Improving initial teacher education conditions and addressing young teacher students' challenges are essential. It is unacceptable that  qualification requirements are lowered because it negatively affects the quality of educatoin; instead, countries should offer incentives like free Masters programmes for aspiring teachers (e.g., Iceland) and support novice teachers who suffer from unaffordable housing rates..

Data from the Education and Training Monitor 2023 shows a decline in novice teachers in Ireland due to high living costs since 2015. Supporting teacher students financially during their induction phase is a critical step. Some governments are already hiring non-qualified teachers, and plan to broaden the initial teacher qualifications (e.g. in Finland), or reduce the minimum level of required qualification from Masters to Bachelors (e.g. in France). ETUCE insists on Master level qualifications for all teachers and salary increases to match those of other tertiary-educated workers.

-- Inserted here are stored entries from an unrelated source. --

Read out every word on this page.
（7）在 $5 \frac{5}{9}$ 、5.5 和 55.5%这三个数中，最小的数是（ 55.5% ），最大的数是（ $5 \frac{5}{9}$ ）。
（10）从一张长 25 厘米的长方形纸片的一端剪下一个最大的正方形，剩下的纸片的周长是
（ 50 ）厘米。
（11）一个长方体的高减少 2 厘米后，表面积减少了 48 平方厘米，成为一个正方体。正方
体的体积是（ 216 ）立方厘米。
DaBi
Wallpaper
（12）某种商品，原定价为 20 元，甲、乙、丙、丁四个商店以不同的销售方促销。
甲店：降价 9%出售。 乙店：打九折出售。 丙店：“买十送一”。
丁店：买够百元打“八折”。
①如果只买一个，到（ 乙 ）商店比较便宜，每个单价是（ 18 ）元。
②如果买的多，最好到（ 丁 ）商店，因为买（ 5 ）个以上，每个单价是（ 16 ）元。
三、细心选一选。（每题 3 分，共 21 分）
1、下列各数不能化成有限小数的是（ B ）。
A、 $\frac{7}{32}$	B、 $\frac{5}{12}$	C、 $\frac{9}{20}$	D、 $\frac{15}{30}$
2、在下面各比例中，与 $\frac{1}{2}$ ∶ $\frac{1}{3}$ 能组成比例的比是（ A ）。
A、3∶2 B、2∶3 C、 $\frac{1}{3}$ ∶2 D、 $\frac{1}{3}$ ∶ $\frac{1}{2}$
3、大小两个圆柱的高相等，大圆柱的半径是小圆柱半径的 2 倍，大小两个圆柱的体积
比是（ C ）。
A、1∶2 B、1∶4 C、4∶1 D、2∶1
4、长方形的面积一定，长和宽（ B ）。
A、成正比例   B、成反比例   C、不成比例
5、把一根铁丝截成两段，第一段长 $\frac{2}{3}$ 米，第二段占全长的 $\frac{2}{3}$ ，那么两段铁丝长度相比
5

Many teachers leave the profession already at the start of their career in their search for better pay and working conditions than in the education sector. The workers seeking “alternative pathways” into teaching and coming from different professions should be supported so that they can access initial teachers’ qualifications with flexible training hours, and they need to have equal treatment concerning salary, contracts, and status as teachers who obtained their initial qualifications in a traditional way. Indeed, the European Semester process plays a crucial role in recommending improvements in public investment in education, fair pay, and working conditions.